Zola Jesus: Taiga
I really like Zola Jesus. I want to really like Zola Jesus. In the past, I’ve felt about her records the way Rose McGowan seems to feel in The Doom Generation when she stares into the cover of Blood by This Mortal Coil, saying, “I wish I could crawl in here and disappear forever.” Zola Jesus’ records feel like a digest from a barren, rough and synth-scored world I’d rather live in, continuing a massive tradition in goth-pop of creating something dark and brooding but accessible, making something beautiful out of ugly things.
Taiga is a digest from a much less barren place, even in name; “taiga” is a type of dense forest, and the name is not unfitting, in that this record is, sonically, larger and, at once, more jam-packed than anything Zola Jesus has done before. This is all to say, it sounds like a pop record. None of this is to say that the record sounds disingenuous, however; if anything, her previous records seemed to be posturing on genre and mood—aiming for something, rather than being purely intuitive. Taiga might her most honest record yet, and it’s hard to say and to admit that, in its honesty and forthrightness, it is also her worst.
The most dramatic, most obvious, change from previous Zola Jesus records is that the vocals are front and center, big, gleaming, slick. And one thing that made her music so charming was how little of it sounded so polished.
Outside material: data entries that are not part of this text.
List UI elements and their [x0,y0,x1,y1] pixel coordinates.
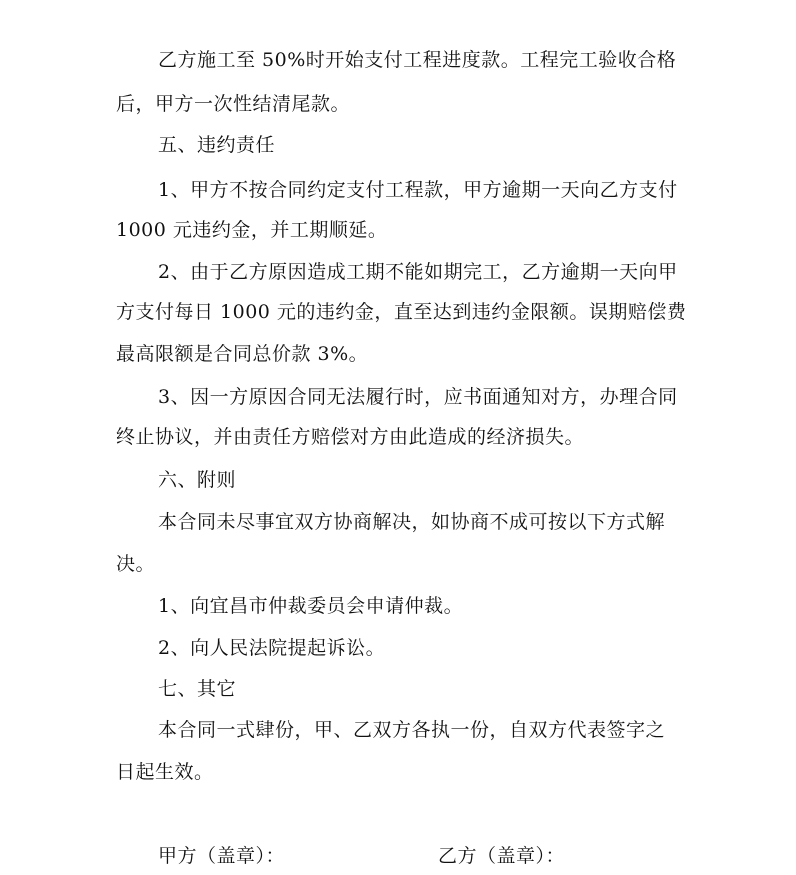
paragraph-line: 日起生效。 [116,761,214,783]
paragraph-line: 决。 [116,553,156,575]
paragraph-line: 最高限额是合同总价款 3%。 [116,343,369,365]
paragraph-line: 3、因一方原因合同无法履行时，应书面通知对方，办理合同 [158,386,678,408]
paragraph-line: 2、向人民法院提起诉讼。 [158,637,386,659]
signature-party-b: 乙方（盖章）： [438,845,566,867]
paragraph-line: 后，甲方一次性结清尾款。 [116,93,351,115]
section-heading: 七、其它 [158,678,237,700]
paragraph-line: 1、向宜昌市仲裁委员会申请仲裁。 [158,595,464,617]
section-heading: 六、附则 [158,469,237,491]
paragraph-line: 本合同未尽事宜双方协商解决，如协商不成可按以下方式解 [158,511,666,533]
paragraph-line: 乙方施工至 50%时开始支付工程进度款。工程完工验收合格 [158,49,677,71]
paragraph-line: 终止协议，并由责任方赔偿对方由此造成的经济损失。 [116,426,585,448]
paragraph-line: 1、甲方不按合同约定支付工程款，甲方逾期一天向乙方支付 [158,179,678,201]
paragraph-line: 2、由于乙方原因造成工期不能如期完工，乙方逾期一天向甲 [158,261,678,283]
section-heading: 五、违约责任 [158,134,276,156]
signature-party-a: 甲方（盖章）： [158,845,286,867]
paragraph-line: 1000 元违约金，并工期顺延。 [116,219,388,241]
paragraph-line: 本合同一式肆份，甲、乙双方各执一份，自双方代表签字之 [158,719,666,741]
paragraph-line: 方支付每日 1000 元的违约金，直至达到违约金限额。误期赔偿费 [116,301,687,323]
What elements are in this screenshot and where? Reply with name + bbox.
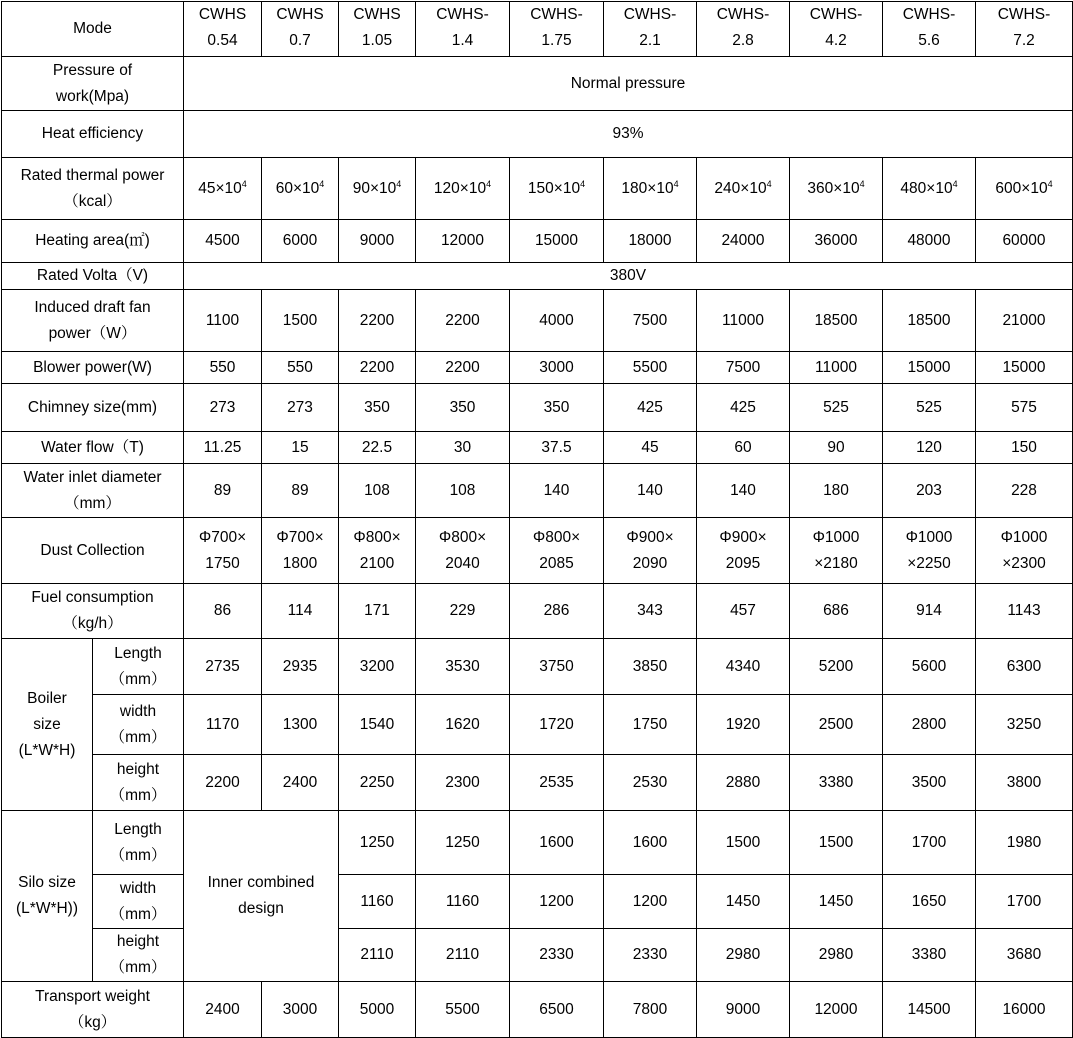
chimney-value: 350 [416,384,510,432]
boiler-width-label: width （mm） [93,695,184,755]
dust-value: Φ1000 ×2300 [976,518,1073,584]
thermal-base: 120×10 [433,179,487,197]
boiler-height-value: 2400 [262,755,339,811]
water_flow-value: 60 [697,432,790,464]
water_flow-row [2,432,1073,464]
fuel-value: 86 [184,584,262,639]
dust-value: Φ800× 2100 [339,518,416,584]
model-header: CWHS- 2.8 [697,2,790,57]
model-header: CWHS- 4.2 [790,2,883,57]
thermal-exponent: 4 [952,178,958,189]
boiler-height-value: 2535 [510,755,604,811]
thermal-base: 360×10 [807,179,860,197]
induced_fan-value: 7500 [604,290,697,352]
transport-value: 7800 [604,982,697,1038]
chimney-value: 525 [790,384,883,432]
thermal-base: 180×10 [621,179,674,197]
silo-height-value: 2110 [339,929,416,982]
silo-combined-design: Inner combined design [184,811,339,982]
fuel-value: 914 [883,584,976,639]
model-header: CWHS 0.7 [262,2,339,57]
induced_fan-value: 2200 [416,290,510,352]
fuel-row [2,584,1073,639]
induced_fan-value: 18500 [790,290,883,352]
silo-length-value: 1250 [339,811,416,875]
water_inlet-value: 180 [790,464,883,518]
blower-value: 11000 [790,352,883,384]
thermal-base: 240×10 [714,179,767,197]
induced_fan-value: 18500 [883,290,976,352]
chimney-value: 425 [604,384,697,432]
thermal-base: 150×10 [527,179,581,197]
transport-value: 6500 [510,982,604,1038]
dust-value: Φ800× 2085 [510,518,604,584]
boiler-length-row [2,639,1073,695]
water_inlet-value: 140 [697,464,790,518]
boiler-length-label: Length （mm） [93,639,184,695]
induced_fan-value: 21000 [976,290,1073,352]
boiler-spec-table [1,1,1073,1038]
boiler-width-value: 2800 [883,695,976,755]
blower-value: 550 [184,352,262,384]
blower-label: Blower power(W) [2,352,184,384]
silo-length-label: Length （mm） [93,811,184,875]
model-header: CWHS- 1.75 [510,2,604,57]
water_inlet-label: Water inlet diameter （mm） [2,464,184,518]
induced_fan-value: 1500 [262,290,339,352]
transport-value: 3000 [262,982,339,1038]
fuel-value: 114 [262,584,339,639]
boiler-height-value: 3800 [976,755,1073,811]
silo-length-value: 1500 [790,811,883,875]
silo-height-row [2,929,1073,982]
silo-width-value: 1450 [790,875,883,929]
silo-height-value: 2330 [510,929,604,982]
model-header: CWHS 0.54 [184,2,262,57]
thermal-exponent: 4 [859,178,865,189]
boiler-width-value: 1920 [697,695,790,755]
transport-label: Transport weight （kg） [2,982,184,1038]
mode-label: Mode [2,2,184,57]
dust-value: Φ1000 ×2250 [883,518,976,584]
thermal-value [790,158,883,220]
boiler-length-value: 3850 [604,639,697,695]
silo-length-row [2,811,1073,875]
induced_fan-label: Induced draft fan power（W） [2,290,184,352]
silo-width-value: 1160 [339,875,416,929]
model-header: CWHS 1.05 [339,2,416,57]
transport-value: 5500 [416,982,510,1038]
thermal-base: 480×10 [900,179,953,197]
heating_area-value: 12000 [416,220,510,263]
model-header: CWHS- 2.1 [604,2,697,57]
water_flow-value: 22.5 [339,432,416,464]
fuel-label: Fuel consumption （kg/h） [2,584,184,639]
blower-row [2,352,1073,384]
silo-length-value: 1980 [976,811,1073,875]
water_inlet-value: 108 [339,464,416,518]
chimney-value: 273 [184,384,262,432]
pressure-value: Normal pressure [184,57,1073,111]
water_flow-value: 120 [883,432,976,464]
thermal-value [697,158,790,220]
pressure-row [2,57,1073,111]
boiler-height-value: 2200 [184,755,262,811]
induced_fan-value: 11000 [697,290,790,352]
water_inlet-value: 89 [262,464,339,518]
blower-value: 5500 [604,352,697,384]
thermal-value [976,158,1073,220]
silo-length-value: 1600 [604,811,697,875]
fuel-value: 686 [790,584,883,639]
boiler-size-label: Boiler size (L*W*H) [2,639,93,811]
header-row [2,2,1073,57]
thermal-value [184,158,262,220]
voltage-label: Rated Volta（V) [2,263,184,290]
water_inlet-value: 140 [510,464,604,518]
thermal-value [604,158,697,220]
boiler-width-value: 1170 [184,695,262,755]
water_inlet-row [2,464,1073,518]
water_inlet-value: 140 [604,464,697,518]
voltage-value: 380V [184,263,1073,290]
dust-value: Φ700× 1800 [262,518,339,584]
heating_area-value: 36000 [790,220,883,263]
thermal-value [883,158,976,220]
thermal-row [2,158,1073,220]
boiler-width-value: 1620 [416,695,510,755]
boiler-length-value: 2935 [262,639,339,695]
induced_fan-row [2,290,1073,352]
dust-value: Φ700× 1750 [184,518,262,584]
chimney-label: Chimney size(mm) [2,384,184,432]
heating_area-value: 48000 [883,220,976,263]
transport-value: 16000 [976,982,1073,1038]
silo-width-row [2,875,1073,929]
boiler-width-value: 2500 [790,695,883,755]
blower-value: 550 [262,352,339,384]
thermal-exponent: 4 [1047,178,1053,189]
transport-value: 5000 [339,982,416,1038]
thermal-exponent: 4 [319,178,325,189]
fuel-value: 1143 [976,584,1073,639]
thermal-value [416,158,510,220]
heating_area-label: Heating area(㎡) [2,220,184,263]
boiler-length-value: 4340 [697,639,790,695]
silo-height-value: 2980 [697,929,790,982]
fuel-value: 343 [604,584,697,639]
boiler-width-value: 1540 [339,695,416,755]
water_flow-value: 150 [976,432,1073,464]
heating_area-value: 9000 [339,220,416,263]
chimney-value: 425 [697,384,790,432]
model-header: CWHS- 1.4 [416,2,510,57]
thermal-exponent: 4 [766,178,772,189]
silo-width-value: 1200 [510,875,604,929]
thermal-label: Rated thermal power （kcal） [2,158,184,220]
boiler-length-value: 3750 [510,639,604,695]
boiler-width-value: 1300 [262,695,339,755]
water_flow-value: 11.25 [184,432,262,464]
transport-value: 14500 [883,982,976,1038]
thermal-base: 600×10 [995,179,1048,197]
water_flow-value: 15 [262,432,339,464]
water_flow-value: 30 [416,432,510,464]
heating_area-value: 4500 [184,220,262,263]
boiler-height-value: 2300 [416,755,510,811]
boiler-height-row [2,755,1073,811]
silo-height-value: 3380 [883,929,976,982]
water_flow-value: 37.5 [510,432,604,464]
silo-height-label: height （mm） [93,929,184,982]
chimney-value: 525 [883,384,976,432]
efficiency-label: Heat efficiency [2,111,184,158]
silo-width-value: 1160 [416,875,510,929]
transport-value: 9000 [697,982,790,1038]
boiler-length-value: 5200 [790,639,883,695]
efficiency-row [2,111,1073,158]
thermal-value [510,158,604,220]
water_inlet-value: 203 [883,464,976,518]
silo-width-label: width （mm） [93,875,184,929]
blower-value: 2200 [416,352,510,384]
induced_fan-value: 2200 [339,290,416,352]
pressure-label: Pressure of work(Mpa) [2,57,184,111]
heating_area-value: 24000 [697,220,790,263]
boiler-length-value: 5600 [883,639,976,695]
silo-width-value: 1700 [976,875,1073,929]
heating_area-value: 15000 [510,220,604,263]
silo-width-value: 1200 [604,875,697,929]
silo-size-label: Silo size (L*W*H)) [2,811,93,982]
heating_area-value: 6000 [262,220,339,263]
water_inlet-value: 228 [976,464,1073,518]
boiler-length-value: 6300 [976,639,1073,695]
model-header: CWHS- 7.2 [976,2,1073,57]
dust-value: Φ800× 2040 [416,518,510,584]
dust-row [2,518,1073,584]
boiler-length-value: 3200 [339,639,416,695]
transport-row [2,982,1073,1038]
chimney-value: 575 [976,384,1073,432]
thermal-exponent: 4 [486,178,492,189]
fuel-value: 457 [697,584,790,639]
chimney-value: 350 [510,384,604,432]
silo-height-value: 3680 [976,929,1073,982]
blower-value: 15000 [976,352,1073,384]
silo-length-value: 1250 [416,811,510,875]
boiler-height-value: 2250 [339,755,416,811]
transport-value: 2400 [184,982,262,1038]
water_flow-value: 45 [604,432,697,464]
thermal-base: 60×10 [275,179,320,197]
silo-width-value: 1450 [697,875,790,929]
blower-value: 3000 [510,352,604,384]
fuel-value: 171 [339,584,416,639]
water_flow-label: Water flow（T) [2,432,184,464]
heating_area-value: 18000 [604,220,697,263]
voltage-row [2,263,1073,290]
thermal-exponent: 4 [396,178,402,189]
fuel-value: 229 [416,584,510,639]
thermal-value [339,158,416,220]
boiler-height-value: 3380 [790,755,883,811]
thermal-exponent: 4 [580,178,586,189]
model-header: CWHS- 5.6 [883,2,976,57]
silo-length-value: 1700 [883,811,976,875]
boiler-height-value: 3500 [883,755,976,811]
water_flow-value: 90 [790,432,883,464]
boiler-width-value: 1720 [510,695,604,755]
boiler-length-value: 2735 [184,639,262,695]
chimney-value: 273 [262,384,339,432]
boiler-width-value: 1750 [604,695,697,755]
boiler-height-label: height （mm） [93,755,184,811]
boiler-width-row [2,695,1073,755]
dust-label: Dust Collection [2,518,184,584]
silo-length-value: 1500 [697,811,790,875]
blower-value: 2200 [339,352,416,384]
induced_fan-value: 4000 [510,290,604,352]
induced_fan-value: 1100 [184,290,262,352]
boiler-width-value: 3250 [976,695,1073,755]
chimney-row [2,384,1073,432]
heating_area-value: 60000 [976,220,1073,263]
dust-value: Φ900× 2095 [697,518,790,584]
silo-height-value: 2110 [416,929,510,982]
fuel-value: 286 [510,584,604,639]
silo-height-value: 2980 [790,929,883,982]
efficiency-value: 93% [184,111,1073,158]
dust-value: Φ1000 ×2180 [790,518,883,584]
thermal-exponent: 4 [241,178,247,189]
chimney-value: 350 [339,384,416,432]
silo-length-value: 1600 [510,811,604,875]
dust-value: Φ900× 2090 [604,518,697,584]
boiler-height-value: 2880 [697,755,790,811]
blower-value: 7500 [697,352,790,384]
water_inlet-value: 108 [416,464,510,518]
heating_area-row [2,220,1073,263]
thermal-value [262,158,339,220]
silo-width-value: 1650 [883,875,976,929]
thermal-base: 90×10 [352,179,397,197]
blower-value: 15000 [883,352,976,384]
transport-value: 12000 [790,982,883,1038]
thermal-exponent: 4 [673,178,679,189]
silo-height-value: 2330 [604,929,697,982]
thermal-base: 45×10 [198,179,242,197]
water_inlet-value: 89 [184,464,262,518]
boiler-length-value: 3530 [416,639,510,695]
boiler-height-value: 2530 [604,755,697,811]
But, more problematic, the melodies are never good enough to be the focus; textures fall to the background, seem to no longer be a part of the point of the music, even though there are blips of incredible drum machine freak-outs that fade up and then away just as quickly, or beautiful synth sounds that simply become background after 15 seconds in.
The point of Taiga seems to be the hooks, and a couple of them stand out as catchy: “Dangerous Days,” the first single, and “Go (Blank Sea),” where the chorus goes, over and over, “I go downtown/ where they don’t know my name.” Lyrics have never been a strong suit for Zola Jesus, but I can’t suss out any meaning or mood from these; there are numerous references to keeping your name safe, parallels from neighboring tracks “Ego” and “Lawless” about being “tethered” and wanting to “sever the ties,” but it all rings empty.
This record seems to be an attempt to step out from behind a veil, to be courageous, damn the consequences, and there’s a lot that I admire in the intention. Sometimes, though, we get so caught up in the meaning of our actions that we forget what action it is we’re taking at all. Taiga is an attempt at putting what it is that’s personal—vocals and lyrics—in the forefront, which is important, but it’s banished a mood and kind of mystery from everything. No longer is this music something I can crawl inside of and disappear forever—it’s something that feels real, like it came from this world. It is taking something ugly and making something still ugly out of it; it isn’t catchy enough to earn new fans, nor foggy and gothy and weird enough to keep the old. It is a failure, I think, but not one that is beyond understanding; it loses so much of what the project seemed to be about, and while it is a courageous step, it is walking blindly in the wrong direction.